Saturday, December 12, 2009

Saturday question: testing in .NET

A reader wrote to me asking resources for learning how to implement Test-Driven Development in an .NET environment:
Please pardon me for my unsolicited email, but I saw your blog and I believe that you are one of the best in the software community. My name is [omissis], and I'm a C#/ASP.NET programmer from the Philippines, but I really want to learn and understand Unit Testing and TDD the right way. I didn't take Computer Science or a similar course in college. I really want to learn software design and development, on how to develop an application from ground-up using TDD. I hope you can give me advices, since I'm not able to afford a good book.
I am no particular expert in C# since I mostly work in php. As you may know, I have written a free CreativeCommons-licensed ebook on php applications testing.
For the .Net case, if you are a beginner, there is a book I reviewed which is a good starting point: The Art Of Unit Testing, which has lots of .NET examples included.
It costs $26 on Amazon now, which you can consider an investment since the knowledge contained could make you earn more in the future. It is a very complete book.
You can also obtain the book for free via other means, such as public libraries. I personally use a lot my university's library to look for information in technical books like Design Patterns when I am not going to buy a copy at the moment, as they are not diffused in normal libraries. You already pay for libraries with your taxes so you'd better take advantage of them.

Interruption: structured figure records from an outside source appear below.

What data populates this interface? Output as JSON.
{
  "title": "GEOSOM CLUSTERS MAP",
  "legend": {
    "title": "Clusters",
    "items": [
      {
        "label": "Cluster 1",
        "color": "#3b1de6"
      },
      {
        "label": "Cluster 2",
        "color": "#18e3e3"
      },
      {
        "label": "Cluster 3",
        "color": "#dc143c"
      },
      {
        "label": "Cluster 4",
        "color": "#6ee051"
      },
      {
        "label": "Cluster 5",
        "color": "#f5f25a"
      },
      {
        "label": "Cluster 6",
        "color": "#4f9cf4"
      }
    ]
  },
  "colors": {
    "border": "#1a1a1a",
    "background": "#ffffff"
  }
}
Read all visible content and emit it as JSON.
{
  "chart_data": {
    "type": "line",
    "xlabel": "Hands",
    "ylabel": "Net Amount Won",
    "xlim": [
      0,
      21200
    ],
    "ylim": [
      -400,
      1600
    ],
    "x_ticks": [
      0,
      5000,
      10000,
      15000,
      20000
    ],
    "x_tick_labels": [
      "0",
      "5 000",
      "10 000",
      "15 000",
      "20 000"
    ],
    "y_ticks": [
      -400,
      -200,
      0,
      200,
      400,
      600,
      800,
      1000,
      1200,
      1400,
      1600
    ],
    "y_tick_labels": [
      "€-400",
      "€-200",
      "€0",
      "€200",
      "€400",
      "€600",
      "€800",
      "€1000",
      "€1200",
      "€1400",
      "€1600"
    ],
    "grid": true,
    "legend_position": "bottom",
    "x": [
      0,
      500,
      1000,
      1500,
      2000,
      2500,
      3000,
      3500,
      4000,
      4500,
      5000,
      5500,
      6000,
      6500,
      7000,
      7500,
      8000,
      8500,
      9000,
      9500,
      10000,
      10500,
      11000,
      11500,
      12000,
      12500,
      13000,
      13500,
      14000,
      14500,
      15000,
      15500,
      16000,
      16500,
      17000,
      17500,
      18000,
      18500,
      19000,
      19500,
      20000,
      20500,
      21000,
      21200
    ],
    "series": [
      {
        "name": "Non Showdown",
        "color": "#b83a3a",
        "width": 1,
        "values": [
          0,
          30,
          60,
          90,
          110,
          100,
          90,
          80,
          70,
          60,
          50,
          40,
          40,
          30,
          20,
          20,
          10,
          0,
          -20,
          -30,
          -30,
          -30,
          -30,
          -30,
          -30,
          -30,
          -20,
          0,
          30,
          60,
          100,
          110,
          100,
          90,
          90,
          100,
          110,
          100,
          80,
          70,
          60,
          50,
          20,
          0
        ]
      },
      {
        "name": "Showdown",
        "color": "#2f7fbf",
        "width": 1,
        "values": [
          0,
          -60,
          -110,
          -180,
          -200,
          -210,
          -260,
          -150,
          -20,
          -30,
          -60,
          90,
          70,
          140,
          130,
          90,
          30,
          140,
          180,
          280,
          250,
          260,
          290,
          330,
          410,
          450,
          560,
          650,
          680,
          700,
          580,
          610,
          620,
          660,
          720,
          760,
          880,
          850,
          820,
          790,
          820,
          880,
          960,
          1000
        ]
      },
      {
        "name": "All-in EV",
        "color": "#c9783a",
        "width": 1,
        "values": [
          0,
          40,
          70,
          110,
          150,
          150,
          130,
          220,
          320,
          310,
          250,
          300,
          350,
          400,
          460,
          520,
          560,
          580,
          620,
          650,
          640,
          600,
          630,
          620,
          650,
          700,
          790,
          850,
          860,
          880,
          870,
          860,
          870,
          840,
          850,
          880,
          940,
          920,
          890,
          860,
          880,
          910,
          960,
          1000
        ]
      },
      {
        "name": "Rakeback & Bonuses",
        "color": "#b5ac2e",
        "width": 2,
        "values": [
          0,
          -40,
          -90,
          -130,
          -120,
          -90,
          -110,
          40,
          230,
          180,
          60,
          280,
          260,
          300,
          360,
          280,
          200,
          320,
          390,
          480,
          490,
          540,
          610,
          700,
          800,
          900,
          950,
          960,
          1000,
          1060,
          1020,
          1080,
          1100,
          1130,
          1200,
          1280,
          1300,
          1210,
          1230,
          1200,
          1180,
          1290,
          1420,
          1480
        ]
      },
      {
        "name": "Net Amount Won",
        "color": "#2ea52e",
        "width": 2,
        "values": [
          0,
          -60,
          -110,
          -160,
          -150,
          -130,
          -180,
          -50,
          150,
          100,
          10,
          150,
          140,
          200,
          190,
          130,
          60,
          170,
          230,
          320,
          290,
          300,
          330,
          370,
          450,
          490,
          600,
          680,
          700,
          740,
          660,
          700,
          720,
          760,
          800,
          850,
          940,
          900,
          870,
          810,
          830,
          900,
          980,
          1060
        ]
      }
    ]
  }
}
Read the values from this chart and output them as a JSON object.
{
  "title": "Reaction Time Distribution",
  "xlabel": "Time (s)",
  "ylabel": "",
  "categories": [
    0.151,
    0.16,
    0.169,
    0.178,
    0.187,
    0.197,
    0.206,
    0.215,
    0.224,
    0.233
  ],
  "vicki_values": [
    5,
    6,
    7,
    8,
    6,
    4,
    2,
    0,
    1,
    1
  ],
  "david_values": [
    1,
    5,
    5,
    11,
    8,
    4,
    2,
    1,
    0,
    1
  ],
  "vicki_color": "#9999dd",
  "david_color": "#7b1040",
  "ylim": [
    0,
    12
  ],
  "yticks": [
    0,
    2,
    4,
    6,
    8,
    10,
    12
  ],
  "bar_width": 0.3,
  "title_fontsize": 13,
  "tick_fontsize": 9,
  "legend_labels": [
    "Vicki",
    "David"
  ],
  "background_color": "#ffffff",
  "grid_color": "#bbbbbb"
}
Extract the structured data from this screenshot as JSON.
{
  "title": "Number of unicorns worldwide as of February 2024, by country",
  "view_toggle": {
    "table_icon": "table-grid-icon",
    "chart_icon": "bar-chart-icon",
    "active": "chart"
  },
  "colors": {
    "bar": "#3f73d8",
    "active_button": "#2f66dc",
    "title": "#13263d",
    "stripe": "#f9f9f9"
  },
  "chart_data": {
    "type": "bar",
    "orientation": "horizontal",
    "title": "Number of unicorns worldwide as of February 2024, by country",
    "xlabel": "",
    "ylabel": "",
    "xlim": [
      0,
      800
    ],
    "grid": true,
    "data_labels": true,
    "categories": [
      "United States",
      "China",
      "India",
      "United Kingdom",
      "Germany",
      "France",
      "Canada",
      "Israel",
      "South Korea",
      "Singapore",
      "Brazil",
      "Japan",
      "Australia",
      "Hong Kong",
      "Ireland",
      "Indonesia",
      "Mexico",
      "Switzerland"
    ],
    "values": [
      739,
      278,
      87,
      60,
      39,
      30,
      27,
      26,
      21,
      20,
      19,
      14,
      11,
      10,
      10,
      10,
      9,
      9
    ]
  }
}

Once you have the basis, the best way to improve is practicing... Someone said that a developer becomes proficient in unit testing after having written 1500 tests.
For general advice, you may also follow this blog and the Google Testing one, although they are focused on technologies different from .NET.
The principles of testable and decoupled design are the same in all object-oriented languages, and the distinction between C# and php resides in how and when an application object graph is created.
I hope you can find this references useful to start your journey.

1 comment:

Unknown said...

As Giorgio said, the principles are the same.